Date de création : 1891

Date représentée : 1891

H. : 0

L. : 0

© RMN-Grand Palais / Daniel Arnaudet

Lien vers l'image

19841 - 86-000526

Les Cris de Paris

Date de publication : Janvier 2007

Auteur : Charlotte DENOËL

Histoire des cris de Paris

Les cris des marchands ambulants remontent à l’époque médiévale. Première forme orale de publicité, ils faisaient partie intégrante du bruit des villes. L’un des plus anciens témoignages historiques sur les cris de Paris nous est fourni par Le livre des métiers d’Étienne Boileau, ouvrage du XIIIe siècle où l’auteur décrit les mœurs et les coutumes des marchands. Le criage y apparaît comme un service public placé sous la dépendance de l’autorité royale. Hommes, femmes ou enfants déambulaient dans les rues et criaient leurs marchandises ou leurs services pour attirer le chaland. Chaque corps de métier possédait son propre cri caractéristique. Cette forme de commerce nomade s’est perpétuée tout au long de l’époque moderne, faisant concurrence aux échoppes et boutiques ayant pignon sur rue.

Les cris de Paris, une tradition iconographique

D’une grande diversité, les cris des commerçants ambulants furent célébrés à toutes les époques aussi bien par les écrivains que par les artistes. Dans La Prisonnière, volume publié en 1923, Marcel Proust a consacré plusieurs pages célèbres aux scènes de rue parisiennes, évoquant en particulier les marchands ambulants et leurs cris variés qui « orchestraient légèrement l’air matinal, en une « ouverture pour un jour de fête » ». Son témoignage rejoint celui des peintres et des graveurs du XIXe siècle qui se sont intéressés aux petits métiers parisiens. Héritiers d’une longue tradition iconographique, ceux-ci rendent compte de leur diversité et en brossent des portraits individuels. C’est ainsi qu’à la fin du XIXe siècle les peintres Pierre Carrier-Belleuse et Ulysse Roy ont représenté dans une veine réaliste des livreurs de farine devant une boulangerie pour l’un, un petit ramoneur pour l’autre, s’attachant à dépeindre avec précision leurs attitudes et leurs caractères distinctifs.

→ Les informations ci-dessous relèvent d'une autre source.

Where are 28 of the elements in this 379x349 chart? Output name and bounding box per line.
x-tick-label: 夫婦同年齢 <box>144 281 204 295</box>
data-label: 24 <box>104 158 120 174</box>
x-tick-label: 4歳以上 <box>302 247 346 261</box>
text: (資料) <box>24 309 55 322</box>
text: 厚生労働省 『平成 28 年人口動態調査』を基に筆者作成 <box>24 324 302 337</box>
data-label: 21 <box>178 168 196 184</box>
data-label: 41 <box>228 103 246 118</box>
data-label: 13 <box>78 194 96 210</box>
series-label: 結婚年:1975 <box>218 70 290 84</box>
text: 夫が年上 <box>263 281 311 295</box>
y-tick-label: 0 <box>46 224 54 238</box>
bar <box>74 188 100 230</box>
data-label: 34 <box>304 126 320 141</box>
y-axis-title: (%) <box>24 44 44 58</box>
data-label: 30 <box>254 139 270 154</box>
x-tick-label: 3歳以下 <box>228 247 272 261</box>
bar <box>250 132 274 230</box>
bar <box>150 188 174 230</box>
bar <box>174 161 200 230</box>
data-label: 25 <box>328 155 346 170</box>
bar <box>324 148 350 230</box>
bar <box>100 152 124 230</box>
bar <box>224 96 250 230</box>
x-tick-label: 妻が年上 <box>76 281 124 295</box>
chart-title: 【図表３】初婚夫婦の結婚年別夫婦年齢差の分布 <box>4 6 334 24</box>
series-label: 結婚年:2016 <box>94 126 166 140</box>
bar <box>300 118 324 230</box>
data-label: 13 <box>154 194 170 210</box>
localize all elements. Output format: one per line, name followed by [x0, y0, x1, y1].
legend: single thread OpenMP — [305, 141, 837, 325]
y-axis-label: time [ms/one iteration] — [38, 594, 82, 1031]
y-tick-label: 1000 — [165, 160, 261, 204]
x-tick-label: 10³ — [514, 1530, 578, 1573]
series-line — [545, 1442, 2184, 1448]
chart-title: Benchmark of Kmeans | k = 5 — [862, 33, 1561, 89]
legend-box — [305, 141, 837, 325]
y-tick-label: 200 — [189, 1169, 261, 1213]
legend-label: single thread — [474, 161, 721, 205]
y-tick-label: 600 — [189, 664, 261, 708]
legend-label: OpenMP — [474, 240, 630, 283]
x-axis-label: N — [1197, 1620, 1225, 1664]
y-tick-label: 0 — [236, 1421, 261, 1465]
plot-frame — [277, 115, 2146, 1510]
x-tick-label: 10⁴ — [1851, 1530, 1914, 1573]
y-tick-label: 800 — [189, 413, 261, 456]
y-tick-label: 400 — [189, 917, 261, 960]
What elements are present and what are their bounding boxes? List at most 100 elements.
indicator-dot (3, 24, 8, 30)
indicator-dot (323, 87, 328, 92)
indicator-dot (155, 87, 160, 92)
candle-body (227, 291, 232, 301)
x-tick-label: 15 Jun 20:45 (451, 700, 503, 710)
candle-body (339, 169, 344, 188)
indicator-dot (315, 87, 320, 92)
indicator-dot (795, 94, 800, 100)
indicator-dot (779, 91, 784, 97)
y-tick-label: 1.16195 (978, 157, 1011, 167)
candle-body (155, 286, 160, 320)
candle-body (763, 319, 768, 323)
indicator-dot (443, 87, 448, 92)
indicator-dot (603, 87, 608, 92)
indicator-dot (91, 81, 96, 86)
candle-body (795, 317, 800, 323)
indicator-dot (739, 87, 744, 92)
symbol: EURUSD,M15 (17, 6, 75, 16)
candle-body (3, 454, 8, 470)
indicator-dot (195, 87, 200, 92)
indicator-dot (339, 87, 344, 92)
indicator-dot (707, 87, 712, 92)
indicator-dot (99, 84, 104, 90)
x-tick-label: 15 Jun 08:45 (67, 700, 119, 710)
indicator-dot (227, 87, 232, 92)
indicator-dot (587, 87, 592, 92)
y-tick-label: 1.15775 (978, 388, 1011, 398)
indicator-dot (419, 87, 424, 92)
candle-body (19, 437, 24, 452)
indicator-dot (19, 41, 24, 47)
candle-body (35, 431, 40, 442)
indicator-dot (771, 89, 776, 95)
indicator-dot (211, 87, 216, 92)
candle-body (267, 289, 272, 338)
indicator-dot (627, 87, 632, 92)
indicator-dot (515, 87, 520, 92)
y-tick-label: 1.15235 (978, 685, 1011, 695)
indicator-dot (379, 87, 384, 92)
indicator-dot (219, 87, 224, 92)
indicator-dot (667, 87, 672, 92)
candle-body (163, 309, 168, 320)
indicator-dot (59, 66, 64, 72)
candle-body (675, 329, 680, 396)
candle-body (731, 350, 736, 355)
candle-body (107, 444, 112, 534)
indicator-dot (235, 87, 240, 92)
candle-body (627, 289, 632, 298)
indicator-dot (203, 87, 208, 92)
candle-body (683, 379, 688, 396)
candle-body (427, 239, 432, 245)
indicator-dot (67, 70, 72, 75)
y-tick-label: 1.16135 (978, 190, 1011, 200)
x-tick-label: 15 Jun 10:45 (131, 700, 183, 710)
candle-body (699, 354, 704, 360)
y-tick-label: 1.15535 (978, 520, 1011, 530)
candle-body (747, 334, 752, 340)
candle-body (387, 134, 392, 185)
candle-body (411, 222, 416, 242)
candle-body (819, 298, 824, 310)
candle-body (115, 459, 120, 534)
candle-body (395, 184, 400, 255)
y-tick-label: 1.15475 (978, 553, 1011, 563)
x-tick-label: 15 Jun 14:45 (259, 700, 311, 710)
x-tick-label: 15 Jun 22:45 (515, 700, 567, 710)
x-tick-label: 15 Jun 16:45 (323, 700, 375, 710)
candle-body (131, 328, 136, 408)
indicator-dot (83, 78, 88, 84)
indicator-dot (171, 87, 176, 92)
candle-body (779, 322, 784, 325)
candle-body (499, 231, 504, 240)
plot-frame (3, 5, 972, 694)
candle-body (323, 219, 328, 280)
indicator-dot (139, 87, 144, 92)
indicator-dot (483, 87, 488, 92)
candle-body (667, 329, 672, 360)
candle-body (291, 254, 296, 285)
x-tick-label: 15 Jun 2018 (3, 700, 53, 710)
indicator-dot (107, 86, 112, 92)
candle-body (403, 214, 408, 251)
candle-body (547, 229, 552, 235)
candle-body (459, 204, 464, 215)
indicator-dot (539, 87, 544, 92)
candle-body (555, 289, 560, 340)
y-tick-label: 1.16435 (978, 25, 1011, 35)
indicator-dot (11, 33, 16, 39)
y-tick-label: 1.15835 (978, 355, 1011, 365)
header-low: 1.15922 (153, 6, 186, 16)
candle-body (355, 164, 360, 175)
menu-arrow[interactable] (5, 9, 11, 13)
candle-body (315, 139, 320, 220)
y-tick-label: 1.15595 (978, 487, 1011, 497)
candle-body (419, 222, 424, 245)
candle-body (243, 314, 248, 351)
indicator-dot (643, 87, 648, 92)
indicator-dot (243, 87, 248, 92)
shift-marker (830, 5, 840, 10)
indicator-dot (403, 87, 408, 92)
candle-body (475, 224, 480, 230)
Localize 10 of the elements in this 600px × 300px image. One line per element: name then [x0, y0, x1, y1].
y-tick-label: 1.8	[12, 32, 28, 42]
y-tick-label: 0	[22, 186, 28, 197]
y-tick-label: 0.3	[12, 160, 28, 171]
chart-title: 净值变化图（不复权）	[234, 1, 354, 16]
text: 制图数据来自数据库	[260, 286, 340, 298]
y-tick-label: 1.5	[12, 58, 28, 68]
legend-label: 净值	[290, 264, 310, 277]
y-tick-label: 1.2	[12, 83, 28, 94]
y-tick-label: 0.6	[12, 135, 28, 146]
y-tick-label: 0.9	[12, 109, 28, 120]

La figure du ramoneur, d’origine savoyarde ou piémontaise, est un lieu commun dans l’art et la littérature : Rabelais l’évoquait déjà en 1532 dans son Pantagruel. Ce travail était traditionnellement exercé par des enfants qui, grâce à leur petite taille, pouvaient se glisser dans les conduits de cheminée de plus en plus étroits. Noir de suie, le petit ramoneur d’Ulysse Roy porte son instrument de travail sur le dos, un hérisson, et fait retentir son chant dans les rues. Les petits métiers ont également fait l’objet de scènes de genre, telle cette estampe en couleur où Jean-Baptiste Mallet a représenté une ravaudeuse installée dehors, au pied d’une maison, son attirail autour d’elle, ou cette autre estampe anonyme intitulée Paris qui s’éveille. Dans cette dernière, l’artiste s’est plu à croquer sur le vif l’animation d’une rue parisienne le matin, avec les boutiquiers ouvrant leurs échoppes et les commerçants ambulants arpentant le pavé en quête de clients. L’attirail et les postures variées de ces derniers permettent d’y reconnaître entre autres un ramoneur, un chiffonnier et un marchand de chapeaux.

Déclin des petits métiers

D’un point de vue historique, ces différentes œuvres offrent un précieux témoignage sur le vieux Paris et ses personnages typiques, à une époque où les petits métiers commençaient à se raréfier. Florissants tout au long de l’époque moderne, ceux-ci virent en effet leur existence menacée par la révolution industrielle : avec le développement des usines et l’accroissement de la population ouvrière, le nombre d’artisans indépendants ne cessa de reculer dès la fin du XIXe siècle. Notons que si ce déclin fut progressif, ces métiers restèrent vivaces durant l’entre-deux-guerres pour ne disparaître vraiment que dans les années 1950. La métamorphose de Paris, entamée sous le préfet Haussmann, et une réglementation plus stricte de la voirie n’y furent pas non plus étrangères. Dès le milieu du XIXe siècle, pressentant le changement, de nombreuses voix s’élevèrent ainsi parmi les écrivains, Balzac en tête, pour déplorer cette disparition progressive des petits métiers et des cris parisiens, tandis qu’on commençait à s’intéresser d’un point de vue folklorique à leurs particularités et à leurs aspects pittoresques. Tandis que la fin du XIXe siècle vit la publication de nombreux ouvrages traitant de ce sujet, les photographes, professionnels comme amateurs, profitèrent des facilités que leur offraient les progrès de la technique photographique pour descendre dans la rue et fixer sur le papier le souvenir de ces petits métiers. Eugène Atget, en particulier, leur consacra plusieurs séries documentaires dans le cadre de son travail sur les scènes de rue à Paris.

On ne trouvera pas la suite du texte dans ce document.